Regardless, the proposed charter rules out most of the opposition as it bans religious parties and dual nationals, preventing the SNC, which includes the Muslim Brotherhood, and most of its leadership from running for office.
Assad’s announcement came as activists said troops stormed the central city of Hama and stepped up assaults nationwide, defiant in the face of mounting Arab and Western peace efforts.
Further to the south, an explosion struck an oil pipeline at daybreak in the flashpoint city of Homs, with activists saying government forces bombed it from the air and state media blaming “armed terrorist gangs”.
The blast sent up columns of black smoke over the central city, YouTube footage showed.
Syria’s government has attributed several similar attacks to foreign-backed “terrorists”, but the opposition accuses it of destroying energy infrastructure to punish protesters.
Assad’s forces appear to have refrained from using air power to crush the opposition to avoid a no-fly zone being imposed over the country.
On the ground, however, troops launched an assault on the city of Hama, just north of Homs, where loud blasts could be heard in the Hamidiyeh and other neighbourhoods, activists said.
The number of people killed on Wednesday had risen to 20, the Local Co-ordination Committees (LCC), one of the main co-ordinating bodies behind the uprising, said.

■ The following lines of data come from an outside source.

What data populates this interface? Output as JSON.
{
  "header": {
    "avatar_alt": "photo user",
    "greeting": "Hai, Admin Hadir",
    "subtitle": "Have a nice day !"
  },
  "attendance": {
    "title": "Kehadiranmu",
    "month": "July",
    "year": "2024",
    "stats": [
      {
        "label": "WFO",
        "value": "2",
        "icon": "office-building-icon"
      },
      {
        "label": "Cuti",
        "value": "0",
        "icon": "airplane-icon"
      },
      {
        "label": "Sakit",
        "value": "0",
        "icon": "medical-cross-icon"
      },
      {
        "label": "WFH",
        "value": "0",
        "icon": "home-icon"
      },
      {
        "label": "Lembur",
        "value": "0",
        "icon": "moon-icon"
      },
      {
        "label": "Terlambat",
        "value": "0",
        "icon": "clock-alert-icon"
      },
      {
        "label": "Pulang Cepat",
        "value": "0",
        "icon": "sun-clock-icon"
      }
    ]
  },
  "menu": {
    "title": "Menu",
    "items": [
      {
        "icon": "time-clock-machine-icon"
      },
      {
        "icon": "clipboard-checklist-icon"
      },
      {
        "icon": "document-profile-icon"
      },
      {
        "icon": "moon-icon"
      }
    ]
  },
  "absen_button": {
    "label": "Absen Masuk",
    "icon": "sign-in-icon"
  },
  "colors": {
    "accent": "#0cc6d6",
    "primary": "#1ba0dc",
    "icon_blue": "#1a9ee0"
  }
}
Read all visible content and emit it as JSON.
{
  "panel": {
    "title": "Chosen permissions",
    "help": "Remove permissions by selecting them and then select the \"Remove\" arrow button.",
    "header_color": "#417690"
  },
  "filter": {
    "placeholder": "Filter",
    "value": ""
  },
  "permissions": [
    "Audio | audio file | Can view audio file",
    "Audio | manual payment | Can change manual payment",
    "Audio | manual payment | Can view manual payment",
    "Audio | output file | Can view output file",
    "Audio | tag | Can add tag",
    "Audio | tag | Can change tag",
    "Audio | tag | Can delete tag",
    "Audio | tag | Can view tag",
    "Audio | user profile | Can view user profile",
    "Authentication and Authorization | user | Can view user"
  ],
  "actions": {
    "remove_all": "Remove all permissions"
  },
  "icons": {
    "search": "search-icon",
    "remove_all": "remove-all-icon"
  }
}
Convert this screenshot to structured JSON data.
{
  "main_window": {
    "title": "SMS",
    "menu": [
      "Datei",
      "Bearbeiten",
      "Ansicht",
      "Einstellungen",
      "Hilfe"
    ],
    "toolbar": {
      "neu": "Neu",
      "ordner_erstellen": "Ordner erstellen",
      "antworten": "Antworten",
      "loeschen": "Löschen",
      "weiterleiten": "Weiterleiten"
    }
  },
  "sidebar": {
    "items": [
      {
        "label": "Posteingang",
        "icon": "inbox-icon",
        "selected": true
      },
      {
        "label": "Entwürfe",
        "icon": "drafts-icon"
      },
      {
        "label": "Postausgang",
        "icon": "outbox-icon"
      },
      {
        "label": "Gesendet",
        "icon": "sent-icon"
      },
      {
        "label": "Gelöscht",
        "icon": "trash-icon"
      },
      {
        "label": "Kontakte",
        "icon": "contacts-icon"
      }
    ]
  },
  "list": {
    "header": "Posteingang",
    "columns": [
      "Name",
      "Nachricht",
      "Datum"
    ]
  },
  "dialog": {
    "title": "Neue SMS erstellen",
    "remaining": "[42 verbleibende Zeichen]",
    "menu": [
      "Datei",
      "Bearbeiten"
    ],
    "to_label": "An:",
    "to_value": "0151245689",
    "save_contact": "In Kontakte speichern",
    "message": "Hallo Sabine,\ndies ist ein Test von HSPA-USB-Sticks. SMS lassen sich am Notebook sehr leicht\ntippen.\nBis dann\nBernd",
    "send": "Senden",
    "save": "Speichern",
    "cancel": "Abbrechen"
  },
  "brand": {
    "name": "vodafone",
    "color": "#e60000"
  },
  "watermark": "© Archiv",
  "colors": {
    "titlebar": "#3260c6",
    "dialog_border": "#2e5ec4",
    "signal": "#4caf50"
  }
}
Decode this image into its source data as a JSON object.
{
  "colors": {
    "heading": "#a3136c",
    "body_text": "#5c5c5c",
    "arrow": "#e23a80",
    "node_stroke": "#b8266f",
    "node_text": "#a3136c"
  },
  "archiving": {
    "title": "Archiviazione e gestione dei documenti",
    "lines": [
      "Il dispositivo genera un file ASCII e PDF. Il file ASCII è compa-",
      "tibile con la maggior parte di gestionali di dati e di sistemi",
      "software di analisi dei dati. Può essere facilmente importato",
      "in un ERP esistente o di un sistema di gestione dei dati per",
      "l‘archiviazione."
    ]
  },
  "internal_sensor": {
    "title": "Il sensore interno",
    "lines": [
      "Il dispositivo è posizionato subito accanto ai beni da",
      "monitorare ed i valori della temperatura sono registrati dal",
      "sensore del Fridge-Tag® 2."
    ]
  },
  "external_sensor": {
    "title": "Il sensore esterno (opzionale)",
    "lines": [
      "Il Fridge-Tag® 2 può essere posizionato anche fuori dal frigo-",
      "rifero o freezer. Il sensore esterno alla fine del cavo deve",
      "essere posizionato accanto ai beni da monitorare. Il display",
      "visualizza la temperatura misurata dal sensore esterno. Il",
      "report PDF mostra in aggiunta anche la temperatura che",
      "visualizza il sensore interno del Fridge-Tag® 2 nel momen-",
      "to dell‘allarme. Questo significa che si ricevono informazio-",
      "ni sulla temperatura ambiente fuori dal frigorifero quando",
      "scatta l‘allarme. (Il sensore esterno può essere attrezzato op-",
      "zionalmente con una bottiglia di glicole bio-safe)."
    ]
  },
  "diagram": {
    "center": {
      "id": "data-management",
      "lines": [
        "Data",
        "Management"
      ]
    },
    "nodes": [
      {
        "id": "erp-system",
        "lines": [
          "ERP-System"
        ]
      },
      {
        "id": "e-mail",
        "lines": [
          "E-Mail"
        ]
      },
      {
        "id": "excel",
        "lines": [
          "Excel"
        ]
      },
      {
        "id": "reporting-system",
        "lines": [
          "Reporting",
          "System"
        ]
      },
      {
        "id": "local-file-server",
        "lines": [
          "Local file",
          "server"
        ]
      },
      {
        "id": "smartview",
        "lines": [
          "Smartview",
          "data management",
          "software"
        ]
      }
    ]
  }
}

The LCC reported that 11 people died in Idlib, four in Homs, three in Deraa and one each in Aleppo and Barzeh, a Damascus suburb.
Salem Sheikh Al Ard, a political activist in Barzeh, told Al Jazeera that his neighbourhood had been surrounded by security forces.
“The fourth armoured division and the republican guard began cordoning off areas and arresting civilians in the streets.
“This operation came in reaction to the daily protests that have been going on. It is against the defectors and the member of the Free Syrian Army who protect the people in these protests.”
Rights groups say more than 6,000 people have been killed since government forces began cracking down on democracy protests launched 11 months ago to the day.